Though she was a best-selling author and screenwriter, many fans will always associate Carrie Fisher with the role of Princess Leia from George Lucas' Star Wars trilogy. She was the daughter of movie stars Debbie Reynolds and Eddie Fisher and grew up wanting to follow in their footsteps. When Fisher was quite young, her father left the family to marry Elizabeth Taylor. Reynolds raised Fisher and her younger brother, Todd Fisher, alone, but then remarried. As a performer, she started appearing with her mother on Vegas nightclub stages at age 12. When she was 15, Fisher left high school to focus on her show business career. The following year, she was a dancer in the Broadway revival of Irene, which starred her mother. Soon after that, Fisher enrolled at London's Central School of Speech and Drama where she studied for 18 months.

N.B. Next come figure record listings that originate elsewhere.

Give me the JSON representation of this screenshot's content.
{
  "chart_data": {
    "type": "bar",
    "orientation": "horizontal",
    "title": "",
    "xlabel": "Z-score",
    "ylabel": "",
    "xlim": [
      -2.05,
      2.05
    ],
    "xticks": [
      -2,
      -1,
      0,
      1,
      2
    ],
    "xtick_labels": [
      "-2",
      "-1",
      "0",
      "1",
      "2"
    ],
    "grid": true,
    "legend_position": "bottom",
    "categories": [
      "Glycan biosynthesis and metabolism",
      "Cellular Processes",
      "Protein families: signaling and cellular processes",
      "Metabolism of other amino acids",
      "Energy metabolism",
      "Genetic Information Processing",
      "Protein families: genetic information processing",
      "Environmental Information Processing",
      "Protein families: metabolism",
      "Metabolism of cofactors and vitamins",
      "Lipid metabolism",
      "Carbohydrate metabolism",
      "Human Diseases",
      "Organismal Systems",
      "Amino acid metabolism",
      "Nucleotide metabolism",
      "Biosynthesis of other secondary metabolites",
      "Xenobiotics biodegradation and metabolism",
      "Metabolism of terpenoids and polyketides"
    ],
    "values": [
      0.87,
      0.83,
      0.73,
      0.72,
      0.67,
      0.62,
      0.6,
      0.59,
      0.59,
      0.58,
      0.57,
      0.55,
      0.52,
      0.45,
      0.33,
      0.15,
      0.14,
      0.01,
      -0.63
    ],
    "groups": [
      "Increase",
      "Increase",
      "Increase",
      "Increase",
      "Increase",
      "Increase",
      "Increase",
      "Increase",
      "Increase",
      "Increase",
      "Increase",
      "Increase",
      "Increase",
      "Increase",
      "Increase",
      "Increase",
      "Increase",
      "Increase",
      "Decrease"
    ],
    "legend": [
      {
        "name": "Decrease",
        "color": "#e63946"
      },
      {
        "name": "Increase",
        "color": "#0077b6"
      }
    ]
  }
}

Fisher made her film debut playing a sexy young thing who succumbs to womanizing Warren Beatty's seduction in Shampoo (1975). Next came the Star Wars films. Her feisty portrayal of the courageous young princess made Fisher a star. But with sudden stardom came a price. In November 1978, she hosted the NBC sketch comedy show Saturday Night Live. There she met and became friends with John Belushi, and with him got heavily involved with illegal drugs. Fisher became romantically involved with singer/songwriter Paul Simon and married him in the early '80s. Due in part to her drug problems, the marriage lasted less than a year. A near overdose led Fisher to drug and alcohol rehabilitation. She detailed her experiences with drugs and recovery in her witty first novel, Postcards From the Edge (1987). Two years later, Fisher adapted the tale for Mike Nichols' charming and moving screen version which starred Meryl Streep as a drug-addicted daughter trying to make a comeback and compete with a glamorous movie star mother (Shirley MacLaine) who always outshines her.
Throughout the '80s, Fisher continued appearing sporadically in feature films, but made little impact as an actress. By the latter part of the decade, her acting career began perking up again with such films as When Harry Met Sally (1989), in which she played Meg Ryan's best friend. Fisher appeared in a few more films and also in the television series Leaving L.A. through 1992 and then abandoned acting for the next five years to focus on child rearing and her writing career. Subsequent novels include Surrender the Pink, a semi-autobiographical novel exploring her relationship with Paul Simon, and Delusions of Grandma. In 1997, Fisher returned to feature films playing a small role in Austin Powers: International Man of Mystery. She also experienced renewed fame when George Lucas released restored and enhanced versions of his Star Wars series in 1996. Although she became better known for her writing than her acting, she continued to appear in movies such as Lisa Picard Is Famous, Jay and Silent Bob Strike Back, Charlie's Angels: Full Throttle, Fanboys, and the 2008 remake of The Women. In 2010 her one-woman show Wishful Drinking, in which she recounted her career and her life, was filmed. In 2015, she returned to her most iconic character, now General Leia, in Star Wars: The Force Awakens. Fisher suffered a fatal heart attack in 2016, and died at age 60.